(Ottawa) L’extradition de Hassan Diab vers la France s’est faite dans les règles, selon un rapport publié vendredi ; une conclusion qui met le principal intéressé hors de lui et le pousse à considérer une poursuite contre le gouvernement fédéral.

Même si le citoyen canadien a passé plus de trois ans dans une prison française avant qu’un juge d’instruction n’ordonne sa remise en liberté, on ne peut rien reprocher aux autorités canadiennes dans ce dossier, selon Murray Segal, l’expert chargé de mener une enquête sur cette affaire.

« Aucune critique émise contre les avocats du ministère de la Justice n’était valable », écrit M. Segal dans son rapport.

Si rien de mal n’a été fait, comment expliquer le sort qu’il a subi ? a demandé M. Diab au cours d’une conférence de presse tenue en après-midi.

« J’ai réclamé des explications à propos de ce qui s’est passé, mais le rapport ne fournit aucune réponse », a dénoncé l’homme qui a attendu derrière les barreaux un procès qui ne s’est jamais matérialisé.

Si à la sortie de prison en janvier 2018 il disait n’avoir aucune envie de poursuite en justice, il n’en est plus là.

« Nous étions tellement en colère et déçus (à la lecture du rapport) que j’ai soulevé (cette option) avec le Dr Diab », a confié son avocat Donald Bayne qui songe maintenant à réclamer des comptes à Ottawa.

« Quelle décision sera prise ? Il est trop tôt pour le dire », a cependant ajouté Me Bayne.

Recommandations de transparence et d’éducation

L’auteur du rapport d’enquête formule 14 recommandations, principalement pour mieux informer les Canadiens des procédures d’extradition et pour que celles-ci se fassent de manière plus transparente.

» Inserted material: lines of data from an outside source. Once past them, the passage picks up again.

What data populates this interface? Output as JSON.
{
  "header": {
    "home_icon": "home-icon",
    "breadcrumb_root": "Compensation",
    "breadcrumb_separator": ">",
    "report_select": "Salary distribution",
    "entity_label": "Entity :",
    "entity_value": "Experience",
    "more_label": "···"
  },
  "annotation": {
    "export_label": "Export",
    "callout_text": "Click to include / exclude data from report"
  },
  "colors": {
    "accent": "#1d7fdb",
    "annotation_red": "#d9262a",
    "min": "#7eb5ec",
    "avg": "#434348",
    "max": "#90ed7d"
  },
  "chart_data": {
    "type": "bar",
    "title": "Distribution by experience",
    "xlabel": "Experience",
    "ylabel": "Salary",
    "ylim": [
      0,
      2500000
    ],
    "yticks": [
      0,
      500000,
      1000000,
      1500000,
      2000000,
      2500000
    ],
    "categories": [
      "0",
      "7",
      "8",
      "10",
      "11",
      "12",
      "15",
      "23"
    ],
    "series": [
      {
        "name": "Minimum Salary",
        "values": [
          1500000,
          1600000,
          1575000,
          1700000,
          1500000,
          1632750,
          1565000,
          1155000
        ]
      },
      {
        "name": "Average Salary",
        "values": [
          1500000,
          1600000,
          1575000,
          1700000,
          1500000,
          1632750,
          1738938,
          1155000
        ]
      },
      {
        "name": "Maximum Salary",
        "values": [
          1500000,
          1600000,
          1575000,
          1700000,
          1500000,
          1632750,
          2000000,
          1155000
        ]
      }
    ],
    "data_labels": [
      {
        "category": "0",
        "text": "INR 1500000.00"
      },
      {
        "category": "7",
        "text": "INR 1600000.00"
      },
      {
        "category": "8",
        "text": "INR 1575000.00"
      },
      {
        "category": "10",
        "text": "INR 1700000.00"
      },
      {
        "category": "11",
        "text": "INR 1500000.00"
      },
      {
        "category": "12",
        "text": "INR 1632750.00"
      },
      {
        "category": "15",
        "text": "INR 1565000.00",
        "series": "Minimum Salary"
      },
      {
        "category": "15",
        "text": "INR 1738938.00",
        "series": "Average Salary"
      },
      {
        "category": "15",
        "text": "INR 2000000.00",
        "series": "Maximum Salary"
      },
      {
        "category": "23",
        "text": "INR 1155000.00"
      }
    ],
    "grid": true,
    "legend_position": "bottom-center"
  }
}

« La principale leçon que j’ai tirée de cet examen est que le monde de l’extradition est mal compris et que les renseignements sur le fonctionnement du système d’extradition au Canada sont difficilement accessibles », note celui qui s’est vu confier cette enquête il y a un peu plus d’un an.

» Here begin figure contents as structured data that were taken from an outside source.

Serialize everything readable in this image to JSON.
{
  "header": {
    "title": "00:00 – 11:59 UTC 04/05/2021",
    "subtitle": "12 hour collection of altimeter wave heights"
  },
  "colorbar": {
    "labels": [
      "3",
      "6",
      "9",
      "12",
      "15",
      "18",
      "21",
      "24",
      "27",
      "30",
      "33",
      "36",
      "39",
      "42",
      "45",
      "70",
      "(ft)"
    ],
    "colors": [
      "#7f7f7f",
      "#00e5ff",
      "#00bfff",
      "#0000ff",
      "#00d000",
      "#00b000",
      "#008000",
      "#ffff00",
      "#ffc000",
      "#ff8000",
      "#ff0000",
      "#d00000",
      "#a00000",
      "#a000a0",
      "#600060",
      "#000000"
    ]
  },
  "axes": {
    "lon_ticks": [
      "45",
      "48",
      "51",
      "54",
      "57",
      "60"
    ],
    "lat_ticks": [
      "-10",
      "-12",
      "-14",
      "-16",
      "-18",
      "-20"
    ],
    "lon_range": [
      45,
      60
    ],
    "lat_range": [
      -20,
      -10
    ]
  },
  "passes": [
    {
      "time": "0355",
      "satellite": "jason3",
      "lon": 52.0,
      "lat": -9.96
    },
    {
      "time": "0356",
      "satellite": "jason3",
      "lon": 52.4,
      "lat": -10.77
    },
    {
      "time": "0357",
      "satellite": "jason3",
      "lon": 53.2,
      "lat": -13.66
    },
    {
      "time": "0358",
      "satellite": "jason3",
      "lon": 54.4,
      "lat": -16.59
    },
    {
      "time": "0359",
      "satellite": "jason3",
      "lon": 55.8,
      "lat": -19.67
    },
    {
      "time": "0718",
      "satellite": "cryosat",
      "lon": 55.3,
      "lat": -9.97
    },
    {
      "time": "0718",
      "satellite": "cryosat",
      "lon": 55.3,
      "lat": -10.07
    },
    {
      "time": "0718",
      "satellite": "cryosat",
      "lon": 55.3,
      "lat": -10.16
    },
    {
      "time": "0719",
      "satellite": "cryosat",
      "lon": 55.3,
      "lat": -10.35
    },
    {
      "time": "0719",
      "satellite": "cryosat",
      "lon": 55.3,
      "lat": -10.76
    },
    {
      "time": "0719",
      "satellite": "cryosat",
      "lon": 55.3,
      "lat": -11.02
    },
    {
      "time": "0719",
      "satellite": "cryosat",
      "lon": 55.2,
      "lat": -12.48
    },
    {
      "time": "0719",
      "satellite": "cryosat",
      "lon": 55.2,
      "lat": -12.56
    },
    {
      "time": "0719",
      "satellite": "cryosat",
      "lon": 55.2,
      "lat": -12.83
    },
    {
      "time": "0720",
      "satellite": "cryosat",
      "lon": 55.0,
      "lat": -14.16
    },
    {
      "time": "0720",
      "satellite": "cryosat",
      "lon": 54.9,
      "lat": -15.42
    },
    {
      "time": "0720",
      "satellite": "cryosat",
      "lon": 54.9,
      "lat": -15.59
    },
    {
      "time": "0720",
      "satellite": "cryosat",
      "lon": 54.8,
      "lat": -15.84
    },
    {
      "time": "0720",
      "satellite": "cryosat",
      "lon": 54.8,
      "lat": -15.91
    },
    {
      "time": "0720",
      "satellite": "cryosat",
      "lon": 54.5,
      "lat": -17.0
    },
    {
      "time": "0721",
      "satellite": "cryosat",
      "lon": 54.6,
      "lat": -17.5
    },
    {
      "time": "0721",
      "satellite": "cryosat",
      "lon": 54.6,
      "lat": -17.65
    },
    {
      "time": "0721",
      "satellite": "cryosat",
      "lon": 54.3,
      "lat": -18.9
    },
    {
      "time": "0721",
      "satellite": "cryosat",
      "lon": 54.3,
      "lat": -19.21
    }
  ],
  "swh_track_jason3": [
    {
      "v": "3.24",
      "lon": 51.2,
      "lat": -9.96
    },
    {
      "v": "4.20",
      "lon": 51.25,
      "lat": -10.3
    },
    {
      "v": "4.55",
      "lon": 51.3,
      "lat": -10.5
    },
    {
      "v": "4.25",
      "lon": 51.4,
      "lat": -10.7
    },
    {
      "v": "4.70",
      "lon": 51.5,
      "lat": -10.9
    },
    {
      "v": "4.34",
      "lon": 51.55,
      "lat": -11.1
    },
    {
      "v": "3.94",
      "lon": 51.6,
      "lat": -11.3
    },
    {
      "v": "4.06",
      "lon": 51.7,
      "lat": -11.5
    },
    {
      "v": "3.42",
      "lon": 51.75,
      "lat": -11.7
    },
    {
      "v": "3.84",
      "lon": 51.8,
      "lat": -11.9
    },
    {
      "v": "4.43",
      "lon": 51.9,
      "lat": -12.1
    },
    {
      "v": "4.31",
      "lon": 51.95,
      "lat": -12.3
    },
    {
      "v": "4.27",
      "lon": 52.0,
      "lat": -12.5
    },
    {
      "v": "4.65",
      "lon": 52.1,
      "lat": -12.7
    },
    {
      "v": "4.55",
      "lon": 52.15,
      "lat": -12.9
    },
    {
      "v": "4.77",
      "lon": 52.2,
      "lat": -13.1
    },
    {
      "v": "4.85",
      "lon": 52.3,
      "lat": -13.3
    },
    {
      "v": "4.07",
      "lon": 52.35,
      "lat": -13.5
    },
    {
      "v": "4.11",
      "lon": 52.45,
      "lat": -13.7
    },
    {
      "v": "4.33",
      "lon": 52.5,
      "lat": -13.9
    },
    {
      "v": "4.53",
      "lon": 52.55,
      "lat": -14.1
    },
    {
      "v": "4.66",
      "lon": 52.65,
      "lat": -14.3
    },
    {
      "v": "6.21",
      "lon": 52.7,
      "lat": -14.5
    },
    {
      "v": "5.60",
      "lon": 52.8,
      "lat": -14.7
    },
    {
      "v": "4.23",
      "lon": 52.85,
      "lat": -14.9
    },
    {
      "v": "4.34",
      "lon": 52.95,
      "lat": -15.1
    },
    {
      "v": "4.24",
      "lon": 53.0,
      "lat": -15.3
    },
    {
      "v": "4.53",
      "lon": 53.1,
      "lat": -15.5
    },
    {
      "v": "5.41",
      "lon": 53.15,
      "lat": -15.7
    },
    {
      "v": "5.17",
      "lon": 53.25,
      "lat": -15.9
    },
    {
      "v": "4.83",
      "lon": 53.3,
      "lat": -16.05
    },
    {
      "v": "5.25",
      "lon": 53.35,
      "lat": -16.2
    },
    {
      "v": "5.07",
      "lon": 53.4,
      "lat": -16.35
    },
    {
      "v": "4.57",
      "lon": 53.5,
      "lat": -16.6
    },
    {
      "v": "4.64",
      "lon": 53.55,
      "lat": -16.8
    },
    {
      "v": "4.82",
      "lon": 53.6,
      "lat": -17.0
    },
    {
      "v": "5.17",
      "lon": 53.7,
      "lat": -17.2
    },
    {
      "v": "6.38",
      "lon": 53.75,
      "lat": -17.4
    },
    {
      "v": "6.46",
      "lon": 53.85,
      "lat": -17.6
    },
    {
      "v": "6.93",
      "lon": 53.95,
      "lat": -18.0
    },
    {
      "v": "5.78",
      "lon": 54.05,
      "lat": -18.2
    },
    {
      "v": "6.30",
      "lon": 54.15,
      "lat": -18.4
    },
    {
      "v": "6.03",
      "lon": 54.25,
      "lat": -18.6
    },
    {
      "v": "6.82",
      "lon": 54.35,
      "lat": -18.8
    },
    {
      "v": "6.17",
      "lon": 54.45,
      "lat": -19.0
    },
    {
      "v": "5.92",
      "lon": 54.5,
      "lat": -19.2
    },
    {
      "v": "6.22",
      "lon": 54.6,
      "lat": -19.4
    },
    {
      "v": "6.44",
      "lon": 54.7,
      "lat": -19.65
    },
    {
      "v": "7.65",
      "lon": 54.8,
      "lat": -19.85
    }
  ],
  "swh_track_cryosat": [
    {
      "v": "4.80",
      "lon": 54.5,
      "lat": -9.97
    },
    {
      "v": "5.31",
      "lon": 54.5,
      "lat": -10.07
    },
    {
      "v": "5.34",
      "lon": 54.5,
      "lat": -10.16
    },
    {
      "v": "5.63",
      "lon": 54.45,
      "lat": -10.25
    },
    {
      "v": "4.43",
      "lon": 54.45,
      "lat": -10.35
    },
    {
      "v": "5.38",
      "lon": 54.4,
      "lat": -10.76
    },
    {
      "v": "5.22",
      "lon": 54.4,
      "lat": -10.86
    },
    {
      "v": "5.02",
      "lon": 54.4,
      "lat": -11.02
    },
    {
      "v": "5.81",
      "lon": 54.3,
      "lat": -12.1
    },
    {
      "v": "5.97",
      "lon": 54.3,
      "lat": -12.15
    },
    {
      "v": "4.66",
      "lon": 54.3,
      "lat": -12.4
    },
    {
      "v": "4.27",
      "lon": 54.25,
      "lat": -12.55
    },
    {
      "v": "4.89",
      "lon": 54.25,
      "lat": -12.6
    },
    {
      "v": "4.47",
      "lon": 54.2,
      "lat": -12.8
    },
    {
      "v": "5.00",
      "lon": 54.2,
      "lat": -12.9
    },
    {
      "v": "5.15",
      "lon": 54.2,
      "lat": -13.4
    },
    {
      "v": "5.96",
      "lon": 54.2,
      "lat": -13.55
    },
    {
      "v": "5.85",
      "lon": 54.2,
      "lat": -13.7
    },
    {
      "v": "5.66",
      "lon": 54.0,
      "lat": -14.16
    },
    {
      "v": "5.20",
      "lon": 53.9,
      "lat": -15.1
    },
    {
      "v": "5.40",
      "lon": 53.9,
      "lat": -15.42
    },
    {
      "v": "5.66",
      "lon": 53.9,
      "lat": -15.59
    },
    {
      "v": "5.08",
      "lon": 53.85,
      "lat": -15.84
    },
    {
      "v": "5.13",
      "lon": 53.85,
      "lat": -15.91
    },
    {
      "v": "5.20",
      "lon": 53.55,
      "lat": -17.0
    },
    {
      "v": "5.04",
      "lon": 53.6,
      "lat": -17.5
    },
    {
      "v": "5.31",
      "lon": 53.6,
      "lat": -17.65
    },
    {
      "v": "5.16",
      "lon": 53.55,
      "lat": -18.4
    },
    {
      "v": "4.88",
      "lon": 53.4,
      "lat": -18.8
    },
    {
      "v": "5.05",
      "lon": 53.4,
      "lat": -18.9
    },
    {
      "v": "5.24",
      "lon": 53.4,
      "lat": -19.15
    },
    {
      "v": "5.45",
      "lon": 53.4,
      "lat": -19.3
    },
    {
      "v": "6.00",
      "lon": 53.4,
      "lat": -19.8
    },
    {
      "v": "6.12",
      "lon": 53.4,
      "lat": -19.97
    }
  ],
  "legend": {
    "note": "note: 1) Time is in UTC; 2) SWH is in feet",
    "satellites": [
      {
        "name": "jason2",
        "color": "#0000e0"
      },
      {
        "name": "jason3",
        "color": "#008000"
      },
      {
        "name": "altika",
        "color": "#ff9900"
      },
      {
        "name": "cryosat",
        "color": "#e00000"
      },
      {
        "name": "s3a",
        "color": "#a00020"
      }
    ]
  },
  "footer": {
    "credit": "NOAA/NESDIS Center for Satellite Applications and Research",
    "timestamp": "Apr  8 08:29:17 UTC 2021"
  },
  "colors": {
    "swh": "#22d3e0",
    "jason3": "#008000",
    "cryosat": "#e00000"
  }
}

« Ça rappelle l’idée de George Orwell d’un ministère de la propagande », a raillé M. Diab.

M. Segal souligne dans son rapport qu’on ne l’a pas chargé de réécrire la loi sur l’extradition.

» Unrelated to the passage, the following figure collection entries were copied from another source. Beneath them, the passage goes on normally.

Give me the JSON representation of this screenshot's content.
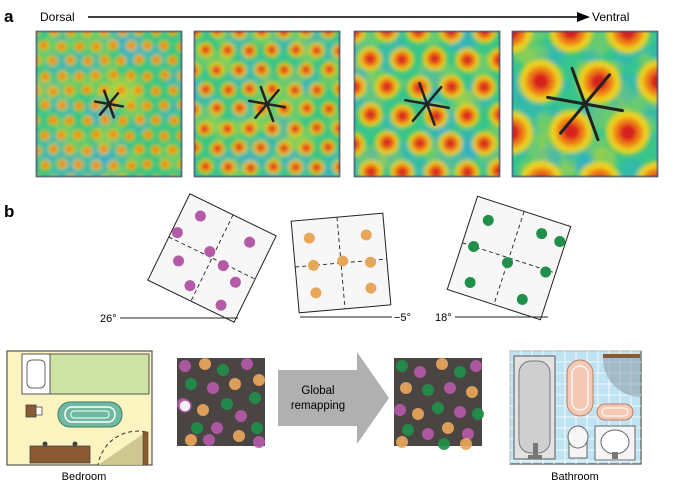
{
  "panel_a": {
    "label": "a",
    "axis_start": "Dorsal",
    "axis_end": "Ventral",
    "maps": [
      {
        "id": "map1",
        "fields_across": 9
      },
      {
        "id": "map2",
        "fields_across": 7
      },
      {
        "id": "map3",
        "fields_across": 5
      },
      {
        "id": "map4",
        "fields_across": 3
      }
    ],
    "colormap": [
      "#1c3f9a",
      "#2aa8d8",
      "#37c58c",
      "#b9d33a",
      "#f2d21a",
      "#f07d19",
      "#d8201a"
    ]
  },
  "panel_b": {
    "label": "b",
    "rotations": [
      {
        "text": "26°",
        "degrees": 26,
        "dot_color": "#b45aa8"
      },
      {
        "text": "−5°",
        "degrees": -5,
        "dot_color": "#e8a65a"
      },
      {
        "text": "18°",
        "degrees": 18,
        "dot_color": "#1f8f4a"
      }
    ],
    "remap_label_line1": "Global",
    "remap_label_line2": "remapping",
    "room_left": "Bedroom",
    "room_right": "Bathroom",
    "colors": {
      "bedroom_bg": "#fbf4c0",
      "bed": "#cfe3a5",
      "rug": "#6fb9a0",
      "floor_patch_dark": "#3f3f3f",
      "bathroom_tile": "#bfe3f2",
      "arrow_gray": "#b0b0b0"
    }
  }
}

« Les recommandations de M. Segal sont exactement pour améliorer la transparence et l’efficacité du système, ainsi que l’équilibre dans le système. Donc, on va commencer par les étudier », a réagi le ministre fédéral de la Justice, David Lametti, de passage à Halifax, vendredi après-midi.

M. Diab s’était battu en vain au Canada pendant six ans contre la demande d’extradition. On le soupçonnait, en France, d’avoir participé à un attentat terroriste contre une synagogue parisienne en 1980.

Ottawa l’a remis aux autorités françaises en novembre 2014. En janvier 2018, la justice française ordonnait sa libération, concluant qu’il n’y avait pas d’éléments de preuve assez solides pour lui faire subir un procès.

Un traitement différent ?

« Il y a plusieurs catégories de citoyens ici », a dit M. Diab à propos du Canada, mettant en doute le mantra de Justin Trudeau « un Canadien est un Canadien est un Canadien ». L’homme a cité un des jugements canadiens qui a permis son extradition. Le tribunal soulignait alors qu’en 1980 m. Diab n’était pas citoyen canadien.

Il croit qu’un Canadien né au pays n’aurait pas été livré si facilement à un système de justice étranger.

Un autre casse-tête d’extradition

Par ailleurs, le ministre Lametti a mis en garde quiconque voudrait utiliser ce rapport pour prévoir la suite d’une autre demande d’extradition, celle de Meng Wanzhou, la dirigeante de Huawei réclamée par les États-Unis. Cette demande de Washington est à l’origine d’un grave conflit entre Ottawa et Pékin.

« Chaque dossier d’extradition est unique », a souligné le ministre. « Dans ce cas-ci, on parle de pays différents avec des systèmes juridiques différents », a-t-il rappelé.